Reference chart for monitoring knee flexion range of motion (AROM) following TKA surgery

Discussion

This reference chart illustrates how flexion AROM changes following surgery. In general, there is a period of rapid increase within the first 40 days, followed by a gradual plateau. The shape of the recovery trajectory differs depending on the centile of the reference chart. Higher centiles plateau more rapidly than lower centiles, with the lowest centiles continuing to demonstrate improvements up until 60–80 days following surgery. Moreover, there is substantial variability between individual patients in recovery of knee flexion. The interquartile range is between 13 and 22 degrees throughout the first 4 months of recovery.
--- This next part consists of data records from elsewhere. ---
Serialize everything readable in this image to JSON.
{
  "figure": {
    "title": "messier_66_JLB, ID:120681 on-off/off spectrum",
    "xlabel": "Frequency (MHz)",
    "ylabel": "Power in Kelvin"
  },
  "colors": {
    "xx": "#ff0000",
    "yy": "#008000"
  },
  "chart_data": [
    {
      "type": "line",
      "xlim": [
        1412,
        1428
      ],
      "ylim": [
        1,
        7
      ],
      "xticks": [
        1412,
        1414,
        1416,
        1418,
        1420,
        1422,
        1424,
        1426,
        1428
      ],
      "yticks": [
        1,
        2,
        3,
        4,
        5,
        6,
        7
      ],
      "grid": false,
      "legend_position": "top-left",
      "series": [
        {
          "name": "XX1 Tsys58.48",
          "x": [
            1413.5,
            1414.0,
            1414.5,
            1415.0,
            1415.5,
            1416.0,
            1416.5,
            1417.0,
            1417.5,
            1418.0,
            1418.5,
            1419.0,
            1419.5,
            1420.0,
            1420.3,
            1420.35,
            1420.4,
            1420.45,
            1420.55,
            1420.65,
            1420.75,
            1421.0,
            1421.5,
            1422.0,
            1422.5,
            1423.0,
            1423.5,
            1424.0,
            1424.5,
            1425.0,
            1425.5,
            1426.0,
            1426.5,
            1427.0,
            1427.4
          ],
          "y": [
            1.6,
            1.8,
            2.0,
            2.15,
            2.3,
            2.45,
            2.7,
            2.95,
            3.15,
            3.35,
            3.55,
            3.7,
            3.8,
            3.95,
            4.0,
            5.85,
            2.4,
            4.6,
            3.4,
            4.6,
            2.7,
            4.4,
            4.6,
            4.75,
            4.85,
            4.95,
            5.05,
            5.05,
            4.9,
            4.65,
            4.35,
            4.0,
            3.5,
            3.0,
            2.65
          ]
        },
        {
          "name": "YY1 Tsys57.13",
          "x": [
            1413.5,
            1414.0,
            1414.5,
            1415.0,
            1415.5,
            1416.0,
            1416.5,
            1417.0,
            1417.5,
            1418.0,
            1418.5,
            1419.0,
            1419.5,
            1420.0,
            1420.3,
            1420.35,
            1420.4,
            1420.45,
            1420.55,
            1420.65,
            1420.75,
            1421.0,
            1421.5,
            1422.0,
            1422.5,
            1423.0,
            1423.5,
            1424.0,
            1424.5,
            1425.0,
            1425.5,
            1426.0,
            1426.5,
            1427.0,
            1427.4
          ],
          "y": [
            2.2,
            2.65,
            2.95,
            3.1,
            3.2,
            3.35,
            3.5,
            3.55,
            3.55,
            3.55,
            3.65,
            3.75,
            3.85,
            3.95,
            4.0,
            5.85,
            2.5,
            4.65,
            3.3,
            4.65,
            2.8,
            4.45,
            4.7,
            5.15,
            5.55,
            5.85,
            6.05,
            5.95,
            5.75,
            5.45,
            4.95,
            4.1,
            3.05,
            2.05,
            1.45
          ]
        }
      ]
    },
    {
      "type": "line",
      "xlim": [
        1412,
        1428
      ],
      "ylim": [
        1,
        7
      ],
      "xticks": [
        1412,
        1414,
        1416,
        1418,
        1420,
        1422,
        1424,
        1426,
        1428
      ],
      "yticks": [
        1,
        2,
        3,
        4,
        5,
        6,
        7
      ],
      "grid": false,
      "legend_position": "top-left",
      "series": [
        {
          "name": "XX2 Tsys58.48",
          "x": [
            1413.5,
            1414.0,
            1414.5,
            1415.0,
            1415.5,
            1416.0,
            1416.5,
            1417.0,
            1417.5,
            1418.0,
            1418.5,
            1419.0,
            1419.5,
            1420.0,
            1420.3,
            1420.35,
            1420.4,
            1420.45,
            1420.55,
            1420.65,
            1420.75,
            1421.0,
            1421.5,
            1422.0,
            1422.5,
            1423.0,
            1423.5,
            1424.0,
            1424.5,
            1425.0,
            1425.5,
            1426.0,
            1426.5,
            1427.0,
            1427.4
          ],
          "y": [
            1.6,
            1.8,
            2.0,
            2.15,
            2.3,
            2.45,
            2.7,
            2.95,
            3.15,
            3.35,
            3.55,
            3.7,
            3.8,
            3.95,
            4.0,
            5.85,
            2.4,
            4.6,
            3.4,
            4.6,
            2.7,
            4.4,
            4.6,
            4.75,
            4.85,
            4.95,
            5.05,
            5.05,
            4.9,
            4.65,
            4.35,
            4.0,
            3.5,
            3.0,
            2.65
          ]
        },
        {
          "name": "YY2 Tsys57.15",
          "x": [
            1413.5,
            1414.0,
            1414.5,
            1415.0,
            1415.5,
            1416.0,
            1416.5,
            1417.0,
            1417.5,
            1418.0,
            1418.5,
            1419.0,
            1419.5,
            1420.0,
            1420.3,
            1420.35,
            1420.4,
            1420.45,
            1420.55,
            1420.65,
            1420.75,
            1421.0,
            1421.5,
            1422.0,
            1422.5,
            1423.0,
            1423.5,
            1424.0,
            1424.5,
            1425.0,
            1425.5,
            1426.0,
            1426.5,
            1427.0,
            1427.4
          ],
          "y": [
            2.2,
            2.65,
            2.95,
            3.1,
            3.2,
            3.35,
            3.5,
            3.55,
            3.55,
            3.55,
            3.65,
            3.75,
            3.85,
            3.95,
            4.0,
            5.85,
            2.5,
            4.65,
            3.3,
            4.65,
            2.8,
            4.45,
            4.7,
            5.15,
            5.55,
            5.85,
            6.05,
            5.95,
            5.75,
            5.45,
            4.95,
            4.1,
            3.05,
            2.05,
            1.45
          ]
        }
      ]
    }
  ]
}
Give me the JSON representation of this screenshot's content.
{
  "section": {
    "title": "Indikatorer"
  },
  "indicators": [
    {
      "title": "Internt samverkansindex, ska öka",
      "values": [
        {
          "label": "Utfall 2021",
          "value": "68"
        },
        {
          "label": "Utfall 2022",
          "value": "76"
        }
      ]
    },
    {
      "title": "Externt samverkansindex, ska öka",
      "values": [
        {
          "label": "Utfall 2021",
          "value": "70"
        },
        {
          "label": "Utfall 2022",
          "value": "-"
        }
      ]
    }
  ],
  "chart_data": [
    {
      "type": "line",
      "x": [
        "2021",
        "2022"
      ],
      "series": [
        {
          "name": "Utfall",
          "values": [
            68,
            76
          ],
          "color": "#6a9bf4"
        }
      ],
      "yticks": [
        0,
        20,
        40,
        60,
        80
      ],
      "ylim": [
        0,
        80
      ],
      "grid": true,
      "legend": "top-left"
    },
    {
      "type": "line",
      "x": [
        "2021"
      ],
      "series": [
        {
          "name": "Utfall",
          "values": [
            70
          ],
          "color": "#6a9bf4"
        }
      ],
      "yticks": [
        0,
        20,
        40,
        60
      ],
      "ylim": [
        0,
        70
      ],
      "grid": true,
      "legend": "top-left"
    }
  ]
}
This variability illustrates the limitations of a one-size-fits-all approach to postoperative rehabilitation, as both the content of therapy and resource requirements are likely to differ between individuals with fast versus slow recovery of flexion. Tools such as this reference chart extend the work of previous studies (which have modeled the trajectory of recovery of the sample mean) [16, 24] to include an intuitive display of the variability in recovery, which may facilitate decisions at the level of the individual patient [25].
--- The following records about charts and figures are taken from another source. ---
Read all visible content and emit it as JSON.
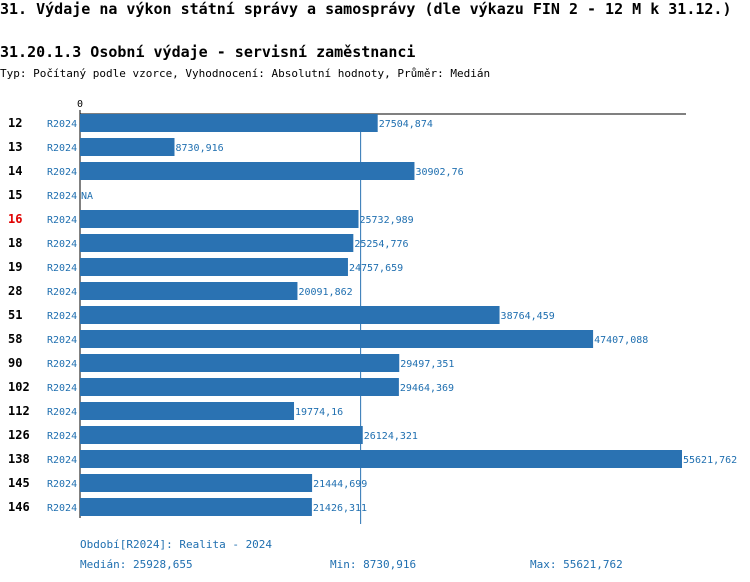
{
  "title": "31. Výdaje na výkon státní správy a samosprávy (dle výkazu FIN 2 - 12 M k 31.12.)",
  "subtitle": "31.20.1.3 Osobní výdaje - servisní zaměstnanci",
  "type_line": "Typ: Počítaný podle vzorce, Vyhodnocení: Absolutní hodnoty, Průměr: Medián",
  "colors": {
    "bar": "#2a72b2",
    "text_blue": "#1f6fb0",
    "highlight": "#e00000",
    "axis": "#000000"
  },
  "chart_data": {
    "type": "bar",
    "orientation": "horizontal",
    "x_tick_labels": [
      "0"
    ],
    "xlim": [
      0,
      55621.762
    ],
    "period": "R2024",
    "median_line": 25928.655,
    "highlighted_category": "16",
    "categories": [
      "12",
      "13",
      "14",
      "15",
      "16",
      "18",
      "19",
      "28",
      "51",
      "58",
      "90",
      "102",
      "112",
      "126",
      "138",
      "145",
      "146"
    ],
    "values": [
      27504.874,
      8730.916,
      30902.76,
      null,
      25732.989,
      25254.776,
      24757.659,
      20091.862,
      38764.459,
      47407.088,
      29497.351,
      29464.369,
      19774.16,
      26124.321,
      55621.762,
      21444.699,
      21426.311
    ],
    "value_labels": [
      "27504,874",
      "8730,916",
      "30902,76",
      "NA",
      "25732,989",
      "25254,776",
      "24757,659",
      "20091,862",
      "38764,459",
      "47407,088",
      "29497,351",
      "29464,369",
      "19774,16",
      "26124,321",
      "55621,762",
      "21444,699",
      "21426,311"
    ]
  },
  "footer": {
    "period": "Období[R2024]: Realita - 2024",
    "median": "Medián: 25928,655",
    "min": "Min: 8730,916",
    "max": "Max: 55621,762"
  }
}
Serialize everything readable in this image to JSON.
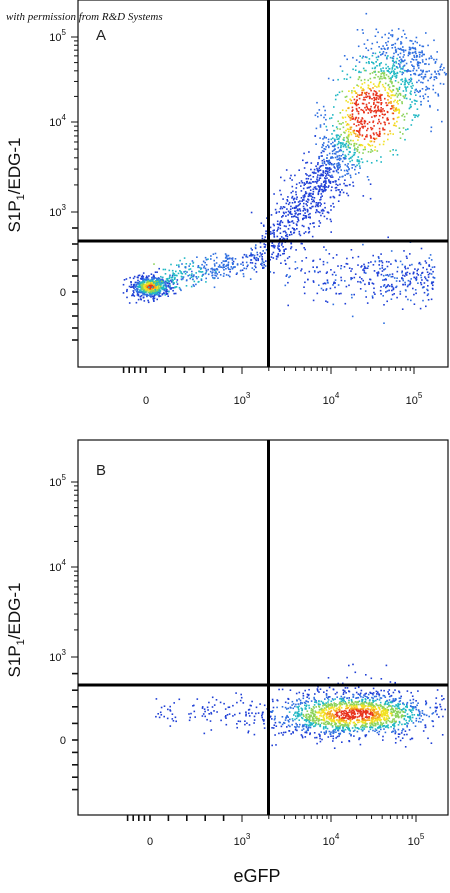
{
  "credit": "with permission from R&D Systems",
  "x_axis_label": "eGFP",
  "colors": {
    "axis": "#111111",
    "gate": "#000000",
    "density_low": "#1f3fd6",
    "density_mid": "#21b8c4",
    "density_high_mid": "#f2e224",
    "density_high": "#e8321c"
  },
  "chart_data": [
    {
      "type": "scatter",
      "plot_type": "flow cytometry density dot plot",
      "panel_label": "A",
      "xlabel": "",
      "ylabel_main": "S1P",
      "ylabel_sub": "1",
      "ylabel_rest": "/EDG-1",
      "scale": "biexponential (log above ~10^3)",
      "x_ticks": [
        {
          "base": "0",
          "exp": ""
        },
        {
          "base": "10",
          "exp": "3"
        },
        {
          "base": "10",
          "exp": "4"
        },
        {
          "base": "10",
          "exp": "5"
        }
      ],
      "y_ticks": [
        {
          "base": "0",
          "exp": ""
        },
        {
          "base": "10",
          "exp": "3"
        },
        {
          "base": "10",
          "exp": "4"
        },
        {
          "base": "10",
          "exp": "5"
        }
      ],
      "quadrant_gate": {
        "x": 2000,
        "y": 500
      },
      "populations": [
        {
          "description": "double-negative cluster",
          "x_center": 0,
          "y_center": 0,
          "n": 650,
          "density": "high"
        },
        {
          "description": "transition tail",
          "x_from": 200,
          "x_to": 2000,
          "y_from": 0,
          "y_to": 300,
          "n": 350,
          "density": "mid"
        },
        {
          "description": "eGFP+ S1P1+ diagonal population",
          "x_from": 2000,
          "x_to": 80000,
          "y_from": 500,
          "y_to": 50000,
          "n": 1800,
          "density": "high",
          "peak": {
            "x": 30000,
            "y": 12000
          }
        },
        {
          "description": "eGFP+ S1P1- lower population",
          "x_from": 2000,
          "x_to": 100000,
          "y_center": 200,
          "n": 350,
          "density": "low"
        }
      ]
    },
    {
      "type": "scatter",
      "plot_type": "flow cytometry density dot plot",
      "panel_label": "B",
      "xlabel": "eGFP",
      "ylabel_main": "S1P",
      "ylabel_sub": "1",
      "ylabel_rest": "/EDG-1",
      "scale": "biexponential (log above ~10^3)",
      "x_ticks": [
        {
          "base": "0",
          "exp": ""
        },
        {
          "base": "10",
          "exp": "3"
        },
        {
          "base": "10",
          "exp": "4"
        },
        {
          "base": "10",
          "exp": "5"
        }
      ],
      "y_ticks": [
        {
          "base": "0",
          "exp": ""
        },
        {
          "base": "10",
          "exp": "3"
        },
        {
          "base": "10",
          "exp": "4"
        },
        {
          "base": "10",
          "exp": "5"
        }
      ],
      "quadrant_gate": {
        "x": 2000,
        "y": 500
      },
      "populations": [
        {
          "description": "eGFP+ S1P1- population",
          "x_from": 2000,
          "x_to": 90000,
          "y_center": 100,
          "n": 1600,
          "density": "high",
          "peak": {
            "x": 25000,
            "y": 100
          }
        },
        {
          "description": "eGFP- sparse events",
          "x_from": 0,
          "x_to": 2000,
          "y_center": 150,
          "n": 90,
          "density": "low"
        },
        {
          "description": "scattered high events",
          "x_from": 8000,
          "x_to": 60000,
          "y_from": 500,
          "y_to": 1000,
          "n": 25,
          "density": "low"
        }
      ]
    }
  ]
}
This flexion AROM reference chart represents a departure from one-size-fits-all protocols, which have traditionally been used to guide decisions following TKA surgery [15]. A typical TKA rehabilitation protocol might stipulate a postoperative flexion AROM goal of 110 degrees, as this is the amount of knee flexion required for many activities such as symmetrical stair gait or cycling [26]. However, at an individual level, patients may have more or less ambitious functional goals, and this reference chart provides an indication of the likelihood (as well as the timing) of whatever is best for the individual. Moreover, the variability in knee flexion AROM outcomes, readily apparent on the reference chart, further illustrates the problems in stipulating a single goal for all patients. According to the reference chart, a patient who demonstrates > 90 degrees of flexion AROM early after surgery should ultimately achieve an outcome much greater than 110 degrees, whereas a patient who demonstrates < 60 degrees of flexion AROM early after surgery has a high likelihood of not achieving 110 degrees. Thus, the reference chart accommodates a more nuanced picture of the clinical course, which could augment or replace protocol-based approaches to rehabilitation [14].

A strength of our study is the use of data collected in routine clinical practice, as the results are less likely to be influenced by volunteer bias or research eligibility criteria. This potentially enhances the future translation to rehabilitation clinical settings. The temporal validation used in this study is also a strength; it suggests the reference chart remains accurate over time. However, as our data were collected in a single clinic system (3 sites), the geographic generalizability is unknown. The references reported here could be compared to data collected at other sites in future work. Another potential limitation is the time frame selected for chart development. We limited our dataset to the first 4 postoperative months to cover the typical time frame of rehabilitation, but recovery may persist at a slower rate for many additional months [27]. Thus, there may be value in expanding this reference chart to cover a longer post-operative time frame. Finally, the reference chart presented here describes knee flexion, but multiple outcome measures are likely to be important to individuals and clinicians following TKA surgery [28, 29]. Future work could focus on developing a menu of reference charts describing a range of clinical outcome measures (e.g. physical functioning, pain, quality of life) to support recovery monitoring [14].

Conclusion

We have developed and tested a reference chart for knee flexion AROM following TKA surgery. The final reference chart was accurate via both within-sample and out-of sample testing. It is designed to be easy to use in practice to track postoperative recovery of knee flexion AROM for individual patients, relative to others who have previously undergone TKA surgery.